Since this is a large square, 3”, I will start the turning between centers and turn a tenon to fit in the chuck. The spur center for the Stronghold chuck is convenient for this operation and saves time in not having to remove the chuck to install a drive center.

Spur center tip in blank

To quickly center, the blank I roughly eye the center and stick the spur point into the wood enough to hold it. Bring the tailstock in to hold the other end and rotate the blank to check centering. If not I move the point to another point and check again until centered. I cut all my blanks slightly oversize so I do not have to center perfect to keep the finished diameter I want. Once centered tighten the tailstock to engage the spurs on the center.

Roughing blank to round

Start roughing the blank from either end, not in the middle, and cut back across the blank until round.

Roughing headstock end of blank

When you reach the opposite end, reverse the gouge and turn toward the end of the blank.

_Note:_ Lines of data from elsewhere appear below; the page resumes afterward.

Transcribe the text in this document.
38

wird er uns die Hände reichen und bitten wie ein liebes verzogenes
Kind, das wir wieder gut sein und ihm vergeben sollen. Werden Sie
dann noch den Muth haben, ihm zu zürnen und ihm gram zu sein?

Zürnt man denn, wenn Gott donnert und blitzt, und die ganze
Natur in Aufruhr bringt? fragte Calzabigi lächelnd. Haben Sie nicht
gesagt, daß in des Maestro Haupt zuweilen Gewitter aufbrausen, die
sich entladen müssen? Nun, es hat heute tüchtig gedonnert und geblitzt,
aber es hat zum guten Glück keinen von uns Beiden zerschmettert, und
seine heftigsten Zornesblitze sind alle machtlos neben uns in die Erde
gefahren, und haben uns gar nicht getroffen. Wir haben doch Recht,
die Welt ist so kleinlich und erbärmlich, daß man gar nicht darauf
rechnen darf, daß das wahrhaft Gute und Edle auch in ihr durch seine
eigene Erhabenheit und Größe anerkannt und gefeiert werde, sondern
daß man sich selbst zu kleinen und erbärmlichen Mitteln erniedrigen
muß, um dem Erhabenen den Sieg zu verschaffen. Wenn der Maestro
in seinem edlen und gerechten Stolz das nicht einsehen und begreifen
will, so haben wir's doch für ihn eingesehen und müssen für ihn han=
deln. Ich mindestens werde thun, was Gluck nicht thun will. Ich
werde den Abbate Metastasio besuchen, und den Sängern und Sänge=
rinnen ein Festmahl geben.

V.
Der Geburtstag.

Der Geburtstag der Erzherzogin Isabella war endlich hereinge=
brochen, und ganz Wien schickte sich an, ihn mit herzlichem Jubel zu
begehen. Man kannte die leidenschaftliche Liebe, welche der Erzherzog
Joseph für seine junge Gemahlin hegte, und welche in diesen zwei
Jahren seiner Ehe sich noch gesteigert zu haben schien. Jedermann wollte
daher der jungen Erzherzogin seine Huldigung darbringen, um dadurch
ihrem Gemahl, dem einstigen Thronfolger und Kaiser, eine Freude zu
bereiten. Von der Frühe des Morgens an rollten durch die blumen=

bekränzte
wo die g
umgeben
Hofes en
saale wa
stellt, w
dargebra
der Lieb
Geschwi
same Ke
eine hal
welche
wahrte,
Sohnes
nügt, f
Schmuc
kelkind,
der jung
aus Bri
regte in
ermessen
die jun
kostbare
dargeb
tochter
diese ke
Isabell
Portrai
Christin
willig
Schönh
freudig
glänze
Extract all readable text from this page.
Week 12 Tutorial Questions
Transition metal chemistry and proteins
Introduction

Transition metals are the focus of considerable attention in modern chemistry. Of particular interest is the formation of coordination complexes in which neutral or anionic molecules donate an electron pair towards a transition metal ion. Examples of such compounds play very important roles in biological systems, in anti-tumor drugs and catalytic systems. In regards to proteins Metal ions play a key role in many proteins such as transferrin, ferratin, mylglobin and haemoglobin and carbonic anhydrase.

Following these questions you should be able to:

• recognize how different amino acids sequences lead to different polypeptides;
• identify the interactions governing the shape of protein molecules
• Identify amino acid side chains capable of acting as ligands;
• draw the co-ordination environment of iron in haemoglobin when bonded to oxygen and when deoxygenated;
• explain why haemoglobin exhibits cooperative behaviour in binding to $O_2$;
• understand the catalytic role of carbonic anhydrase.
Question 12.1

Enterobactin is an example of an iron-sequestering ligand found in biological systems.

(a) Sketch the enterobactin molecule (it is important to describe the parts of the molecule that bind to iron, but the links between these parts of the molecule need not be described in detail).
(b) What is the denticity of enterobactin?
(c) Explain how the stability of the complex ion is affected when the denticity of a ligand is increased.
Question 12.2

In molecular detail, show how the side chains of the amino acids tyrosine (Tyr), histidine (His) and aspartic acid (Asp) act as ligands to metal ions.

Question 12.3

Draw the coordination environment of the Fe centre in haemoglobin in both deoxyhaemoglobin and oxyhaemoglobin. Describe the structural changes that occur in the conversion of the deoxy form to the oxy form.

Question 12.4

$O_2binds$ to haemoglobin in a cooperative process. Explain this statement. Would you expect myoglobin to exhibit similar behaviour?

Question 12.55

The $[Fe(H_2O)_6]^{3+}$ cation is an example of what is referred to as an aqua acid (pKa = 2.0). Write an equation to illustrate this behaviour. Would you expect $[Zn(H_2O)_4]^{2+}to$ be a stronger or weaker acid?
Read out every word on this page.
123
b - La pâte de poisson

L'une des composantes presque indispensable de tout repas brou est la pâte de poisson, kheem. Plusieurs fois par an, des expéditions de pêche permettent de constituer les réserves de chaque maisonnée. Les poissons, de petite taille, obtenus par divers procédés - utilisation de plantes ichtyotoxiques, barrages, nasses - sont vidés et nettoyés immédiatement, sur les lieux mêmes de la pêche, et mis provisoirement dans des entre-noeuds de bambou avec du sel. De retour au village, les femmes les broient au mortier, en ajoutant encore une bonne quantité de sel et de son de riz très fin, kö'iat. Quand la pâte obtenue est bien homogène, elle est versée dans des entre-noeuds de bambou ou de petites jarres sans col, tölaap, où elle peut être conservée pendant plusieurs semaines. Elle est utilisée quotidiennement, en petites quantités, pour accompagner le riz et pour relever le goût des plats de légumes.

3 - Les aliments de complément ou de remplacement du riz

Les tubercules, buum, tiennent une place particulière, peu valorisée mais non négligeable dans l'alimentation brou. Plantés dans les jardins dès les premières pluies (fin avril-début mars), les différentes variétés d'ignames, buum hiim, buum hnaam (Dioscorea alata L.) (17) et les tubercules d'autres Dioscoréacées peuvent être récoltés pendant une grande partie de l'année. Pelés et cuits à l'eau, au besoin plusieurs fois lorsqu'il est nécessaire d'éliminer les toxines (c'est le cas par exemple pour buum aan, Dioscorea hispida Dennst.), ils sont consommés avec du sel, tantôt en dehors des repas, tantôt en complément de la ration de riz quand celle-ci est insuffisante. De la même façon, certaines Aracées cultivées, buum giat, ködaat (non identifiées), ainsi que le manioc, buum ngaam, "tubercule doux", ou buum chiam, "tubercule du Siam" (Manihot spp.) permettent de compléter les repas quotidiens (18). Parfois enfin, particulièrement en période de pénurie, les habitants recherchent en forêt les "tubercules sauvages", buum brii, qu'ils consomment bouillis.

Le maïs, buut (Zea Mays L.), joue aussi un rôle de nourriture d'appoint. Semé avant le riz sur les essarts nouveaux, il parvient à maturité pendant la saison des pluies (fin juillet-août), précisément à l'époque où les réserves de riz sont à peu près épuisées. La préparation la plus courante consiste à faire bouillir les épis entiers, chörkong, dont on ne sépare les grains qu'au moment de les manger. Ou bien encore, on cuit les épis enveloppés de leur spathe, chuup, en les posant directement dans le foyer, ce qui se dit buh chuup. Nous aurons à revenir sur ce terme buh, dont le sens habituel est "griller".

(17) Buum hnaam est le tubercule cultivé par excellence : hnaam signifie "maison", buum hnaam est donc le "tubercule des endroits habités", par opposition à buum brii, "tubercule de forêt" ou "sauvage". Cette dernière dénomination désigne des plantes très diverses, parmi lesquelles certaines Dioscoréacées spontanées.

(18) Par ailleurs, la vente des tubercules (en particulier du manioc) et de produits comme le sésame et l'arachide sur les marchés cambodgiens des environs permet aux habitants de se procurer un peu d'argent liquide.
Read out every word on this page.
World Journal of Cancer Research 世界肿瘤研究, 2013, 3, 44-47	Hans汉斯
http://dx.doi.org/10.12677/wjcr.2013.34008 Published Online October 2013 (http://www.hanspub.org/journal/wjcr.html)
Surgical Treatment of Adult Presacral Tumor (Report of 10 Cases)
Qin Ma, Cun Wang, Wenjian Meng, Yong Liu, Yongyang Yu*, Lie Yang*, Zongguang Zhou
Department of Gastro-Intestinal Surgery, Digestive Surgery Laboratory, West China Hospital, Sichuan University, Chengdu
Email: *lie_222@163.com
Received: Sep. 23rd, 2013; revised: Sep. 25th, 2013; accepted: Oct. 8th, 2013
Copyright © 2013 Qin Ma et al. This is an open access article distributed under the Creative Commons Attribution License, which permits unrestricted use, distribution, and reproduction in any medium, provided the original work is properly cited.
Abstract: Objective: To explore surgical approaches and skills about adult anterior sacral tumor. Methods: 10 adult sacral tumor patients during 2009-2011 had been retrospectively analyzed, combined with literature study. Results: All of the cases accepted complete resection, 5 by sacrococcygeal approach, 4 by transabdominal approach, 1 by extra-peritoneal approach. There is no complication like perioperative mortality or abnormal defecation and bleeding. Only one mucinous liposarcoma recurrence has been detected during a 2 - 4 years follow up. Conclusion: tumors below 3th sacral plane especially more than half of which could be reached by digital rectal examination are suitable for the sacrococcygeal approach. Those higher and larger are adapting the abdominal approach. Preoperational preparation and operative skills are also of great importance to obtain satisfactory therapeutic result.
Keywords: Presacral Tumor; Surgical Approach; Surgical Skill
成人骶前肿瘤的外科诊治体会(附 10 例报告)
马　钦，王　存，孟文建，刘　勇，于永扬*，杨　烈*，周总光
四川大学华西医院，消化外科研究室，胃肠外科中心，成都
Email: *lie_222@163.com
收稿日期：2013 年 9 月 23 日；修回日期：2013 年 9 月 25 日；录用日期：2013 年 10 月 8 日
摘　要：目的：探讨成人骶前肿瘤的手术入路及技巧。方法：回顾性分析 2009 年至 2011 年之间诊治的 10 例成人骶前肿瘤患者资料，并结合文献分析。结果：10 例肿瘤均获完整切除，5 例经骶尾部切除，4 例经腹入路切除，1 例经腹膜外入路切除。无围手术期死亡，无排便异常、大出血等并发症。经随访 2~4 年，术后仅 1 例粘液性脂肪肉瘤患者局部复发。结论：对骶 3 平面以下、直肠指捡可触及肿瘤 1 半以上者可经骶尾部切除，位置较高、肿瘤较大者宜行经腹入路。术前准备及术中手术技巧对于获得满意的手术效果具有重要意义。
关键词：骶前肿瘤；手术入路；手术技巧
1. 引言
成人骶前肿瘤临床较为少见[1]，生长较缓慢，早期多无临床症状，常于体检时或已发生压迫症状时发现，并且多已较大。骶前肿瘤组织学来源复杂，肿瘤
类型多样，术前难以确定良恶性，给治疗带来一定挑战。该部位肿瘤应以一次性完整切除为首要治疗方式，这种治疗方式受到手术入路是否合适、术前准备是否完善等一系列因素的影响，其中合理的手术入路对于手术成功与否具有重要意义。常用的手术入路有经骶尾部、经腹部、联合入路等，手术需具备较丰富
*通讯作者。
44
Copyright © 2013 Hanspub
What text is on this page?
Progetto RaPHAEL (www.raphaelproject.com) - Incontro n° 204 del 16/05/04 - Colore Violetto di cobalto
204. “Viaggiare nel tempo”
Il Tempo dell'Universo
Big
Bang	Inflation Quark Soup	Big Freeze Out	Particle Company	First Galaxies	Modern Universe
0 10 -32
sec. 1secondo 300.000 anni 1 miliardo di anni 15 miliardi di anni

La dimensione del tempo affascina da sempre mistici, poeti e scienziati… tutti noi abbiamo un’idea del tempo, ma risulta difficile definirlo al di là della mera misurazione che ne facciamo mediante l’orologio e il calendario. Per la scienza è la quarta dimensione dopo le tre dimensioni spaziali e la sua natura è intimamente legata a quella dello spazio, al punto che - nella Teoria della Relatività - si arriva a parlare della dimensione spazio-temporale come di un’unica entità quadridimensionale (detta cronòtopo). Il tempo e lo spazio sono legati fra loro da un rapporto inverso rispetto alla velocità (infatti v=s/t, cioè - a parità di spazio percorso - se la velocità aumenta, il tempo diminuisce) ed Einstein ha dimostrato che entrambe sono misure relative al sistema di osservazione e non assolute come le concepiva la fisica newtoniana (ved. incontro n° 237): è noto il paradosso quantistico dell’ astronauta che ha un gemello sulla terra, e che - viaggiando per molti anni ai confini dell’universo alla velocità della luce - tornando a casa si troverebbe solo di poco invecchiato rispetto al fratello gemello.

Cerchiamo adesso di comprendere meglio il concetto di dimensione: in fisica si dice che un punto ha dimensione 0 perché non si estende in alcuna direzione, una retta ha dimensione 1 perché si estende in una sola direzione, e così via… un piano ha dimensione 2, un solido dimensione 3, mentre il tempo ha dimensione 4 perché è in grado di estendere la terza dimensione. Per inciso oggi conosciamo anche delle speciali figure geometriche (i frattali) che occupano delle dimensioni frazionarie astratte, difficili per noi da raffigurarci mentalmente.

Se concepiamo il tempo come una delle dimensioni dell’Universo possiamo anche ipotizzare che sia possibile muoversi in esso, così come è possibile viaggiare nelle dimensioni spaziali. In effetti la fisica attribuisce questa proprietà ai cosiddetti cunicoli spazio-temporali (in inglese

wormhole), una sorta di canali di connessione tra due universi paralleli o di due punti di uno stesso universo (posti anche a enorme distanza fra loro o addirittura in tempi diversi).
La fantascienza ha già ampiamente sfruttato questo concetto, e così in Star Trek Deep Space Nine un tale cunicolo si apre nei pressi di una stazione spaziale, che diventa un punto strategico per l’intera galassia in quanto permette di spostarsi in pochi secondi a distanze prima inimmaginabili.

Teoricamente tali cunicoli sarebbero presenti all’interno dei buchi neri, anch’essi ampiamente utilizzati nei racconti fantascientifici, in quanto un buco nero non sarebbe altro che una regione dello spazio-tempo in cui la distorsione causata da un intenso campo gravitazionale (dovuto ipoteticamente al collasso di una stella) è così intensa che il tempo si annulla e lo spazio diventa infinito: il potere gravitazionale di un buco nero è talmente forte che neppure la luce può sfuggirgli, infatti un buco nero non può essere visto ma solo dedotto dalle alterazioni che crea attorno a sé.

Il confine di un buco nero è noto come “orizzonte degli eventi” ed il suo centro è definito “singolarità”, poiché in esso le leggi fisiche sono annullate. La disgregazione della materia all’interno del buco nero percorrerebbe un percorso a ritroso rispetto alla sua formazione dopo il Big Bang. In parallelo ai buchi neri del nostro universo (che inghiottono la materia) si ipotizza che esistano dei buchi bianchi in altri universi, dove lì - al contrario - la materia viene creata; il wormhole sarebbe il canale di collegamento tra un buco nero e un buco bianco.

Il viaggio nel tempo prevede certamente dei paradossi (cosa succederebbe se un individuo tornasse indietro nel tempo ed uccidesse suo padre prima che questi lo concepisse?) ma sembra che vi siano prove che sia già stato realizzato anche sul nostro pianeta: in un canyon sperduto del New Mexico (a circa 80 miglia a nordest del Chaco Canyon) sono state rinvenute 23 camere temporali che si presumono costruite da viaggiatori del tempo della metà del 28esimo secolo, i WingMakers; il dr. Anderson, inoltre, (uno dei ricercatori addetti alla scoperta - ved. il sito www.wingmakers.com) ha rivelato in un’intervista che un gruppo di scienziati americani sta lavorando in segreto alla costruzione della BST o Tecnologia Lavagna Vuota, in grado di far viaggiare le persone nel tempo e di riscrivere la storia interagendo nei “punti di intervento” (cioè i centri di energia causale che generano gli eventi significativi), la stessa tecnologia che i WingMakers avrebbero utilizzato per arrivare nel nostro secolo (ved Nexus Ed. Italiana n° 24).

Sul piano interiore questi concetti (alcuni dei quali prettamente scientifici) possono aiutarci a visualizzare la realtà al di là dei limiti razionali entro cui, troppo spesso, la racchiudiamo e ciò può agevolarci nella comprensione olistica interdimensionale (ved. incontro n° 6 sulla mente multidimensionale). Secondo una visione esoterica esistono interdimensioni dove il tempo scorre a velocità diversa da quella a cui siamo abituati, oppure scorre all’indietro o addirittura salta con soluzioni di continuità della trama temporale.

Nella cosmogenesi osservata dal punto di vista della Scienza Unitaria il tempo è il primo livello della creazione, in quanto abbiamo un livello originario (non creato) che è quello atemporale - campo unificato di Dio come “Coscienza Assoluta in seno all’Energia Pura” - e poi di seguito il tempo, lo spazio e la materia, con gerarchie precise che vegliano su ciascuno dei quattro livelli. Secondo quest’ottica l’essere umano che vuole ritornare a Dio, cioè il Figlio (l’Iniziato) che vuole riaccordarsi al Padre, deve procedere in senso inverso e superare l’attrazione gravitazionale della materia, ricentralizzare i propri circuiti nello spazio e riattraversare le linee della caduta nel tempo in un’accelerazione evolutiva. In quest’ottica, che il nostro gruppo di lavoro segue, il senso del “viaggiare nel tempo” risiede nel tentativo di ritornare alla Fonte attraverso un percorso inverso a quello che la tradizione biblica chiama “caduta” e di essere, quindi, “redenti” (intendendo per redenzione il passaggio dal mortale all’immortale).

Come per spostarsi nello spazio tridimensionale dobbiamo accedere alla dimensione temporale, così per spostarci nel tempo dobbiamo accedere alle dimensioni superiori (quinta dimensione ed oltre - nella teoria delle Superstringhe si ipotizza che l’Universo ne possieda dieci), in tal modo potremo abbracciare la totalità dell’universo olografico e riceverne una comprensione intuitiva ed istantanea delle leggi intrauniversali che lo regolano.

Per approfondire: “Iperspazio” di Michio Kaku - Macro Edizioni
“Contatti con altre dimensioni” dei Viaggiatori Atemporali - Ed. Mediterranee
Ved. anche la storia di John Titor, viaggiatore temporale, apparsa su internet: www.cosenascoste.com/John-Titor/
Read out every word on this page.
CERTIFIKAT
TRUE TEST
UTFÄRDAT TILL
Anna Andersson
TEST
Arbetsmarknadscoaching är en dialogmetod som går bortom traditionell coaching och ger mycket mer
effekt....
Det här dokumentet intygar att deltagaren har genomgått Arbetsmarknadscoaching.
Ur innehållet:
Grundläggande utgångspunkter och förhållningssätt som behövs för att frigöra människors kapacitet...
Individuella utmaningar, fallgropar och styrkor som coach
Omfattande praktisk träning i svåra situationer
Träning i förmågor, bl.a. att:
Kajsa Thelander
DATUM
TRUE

Skew peeling cut for tenon

I am using a peeling cut with the skew on its side to form a tenon for the chuck.

Turned tenonon head

The straight tenon formed with a flat or slightly undercut shoulder to fit the jaws of the Stronghold chuck.

Tenon in chuck

The tenon seated firmly against the chuck jaws so the largest diameter area gives good lateral support while turning an unsupported spindle.

Sizing cuts on head

Sizing the blank to slightly over the desired diameter. When I say slightly over, I mean about 1/64”. Sanding will reduce the diameter by a small amount later.

Planing to size

Turn the whole blank down to the sized areas. Cut the surface cleanly because the tops of the beads and ends are at this level. The cylinder needs to be a consistent diameter all the way across. I do not want one end of the gavel larger than the other one.

Head storyboard

The storyboard for the head. The length and all the major transition points are marked, the high spots and the diameters also.

Laying out marks on head

With the lathe on transfer the layout points to the blank. Each point on the storyboard that needs to be marked precisely has a small V notch for the pencil to rest in.